Tutto regolare – Ecco, appunto: ieri il patto a 4 tra Pd, FI, Ap e Lega ha retto. Sugli altri punti infatti la saldatura è stata totale. Respinti tutti gli emendamenti sul voto disgiunto tanto caro a Movimento 5 Stelle e area di sinistra, così come quelli sulle preferenze e sul premio di maggioranza. Per non parlare poi di quella che è stata ribattezzata norma “anti-Berlusconi”, proposta dai grillini, che stabiliva che – pena l’inammissibilità della lista – non potesse essere indicato come capo della forza politica chi risulta essere incandidabile o ineleggibile, proprio come l’ex premier. Anche FI però ha dovuto cedere su un punto: è stato infatti bocciato un emendamento che chiedeva di introdurre il principio che è capo della coalizione il leader del partito più grande. In cambio, i dem hanno concesso la riduzione (da 70 a 65) del numero dei collegi plurinominali.
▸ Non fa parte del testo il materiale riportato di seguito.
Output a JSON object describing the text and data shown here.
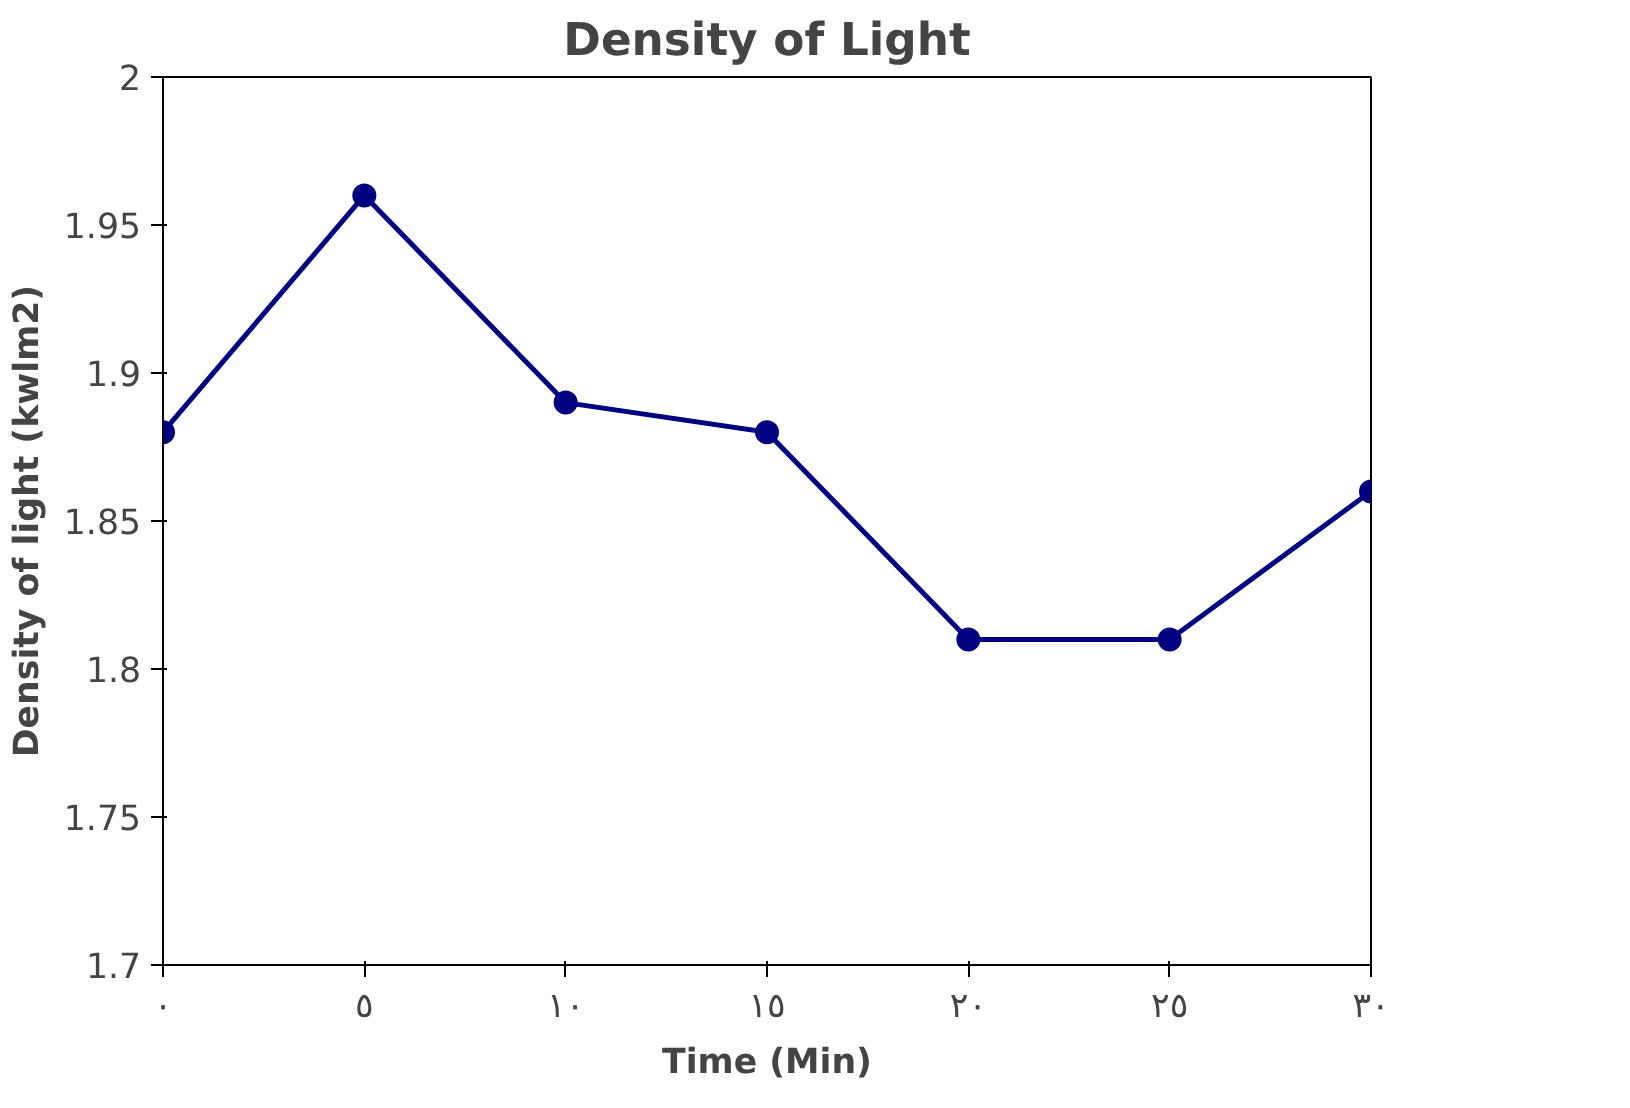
{
  "chart_data": {
    "type": "line",
    "title": "Density of Light",
    "xlabel": "Time (Min)",
    "ylabel": "Density of light (kwlm2)",
    "x": [
      0,
      5,
      10,
      15,
      20,
      25,
      30
    ],
    "series": [
      {
        "color": "#000080",
        "values": [
          1.88,
          1.96,
          1.89,
          1.88,
          1.81,
          1.81,
          1.86
        ]
      }
    ],
    "xlim": [
      0,
      30
    ],
    "xticks": [
      {
        "value": 0,
        "label": "٠"
      },
      {
        "value": 5,
        "label": "٥"
      },
      {
        "value": 10,
        "label": "١٠"
      },
      {
        "value": 15,
        "label": "١٥"
      },
      {
        "value": 20,
        "label": "٢٠"
      },
      {
        "value": 25,
        "label": "٢٥"
      },
      {
        "value": 30,
        "label": "٣٠"
      }
    ],
    "ylim": [
      1.7,
      2
    ],
    "yticks": [
      1.7,
      1.75,
      1.8,
      1.85,
      1.9,
      1.95,
      2
    ],
    "grid": false,
    "marker": "circle",
    "line_style": "solid"
  }
}
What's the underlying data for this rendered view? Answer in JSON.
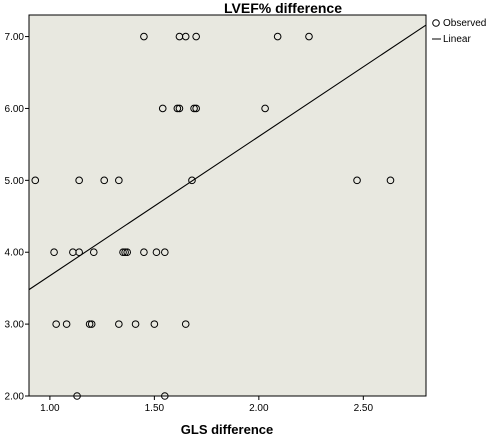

Alta infedeltà – Certo, qualche momento di tensione non è mancato. Soprattutto a destra. “Vergognoso l’atteggiamento degli pseudo-alleati di FI, almeno mi pare che la Lega si sia astenuta…”, ha attaccato l’ex ministro Ignazio La Russa (FdI) dopo la bocciatura dell’emendamento col quale il partito della Meloni chiedeva l’introduzione della preferenza facoltativa. “Essere alleati non significa necessariamente convergere sulle stesse posizioni sempre e comunque”, gli ha ribattuto Francesco Paolo Sisto (FI). Se questo è l’antipasto, figuriamoci il seguito.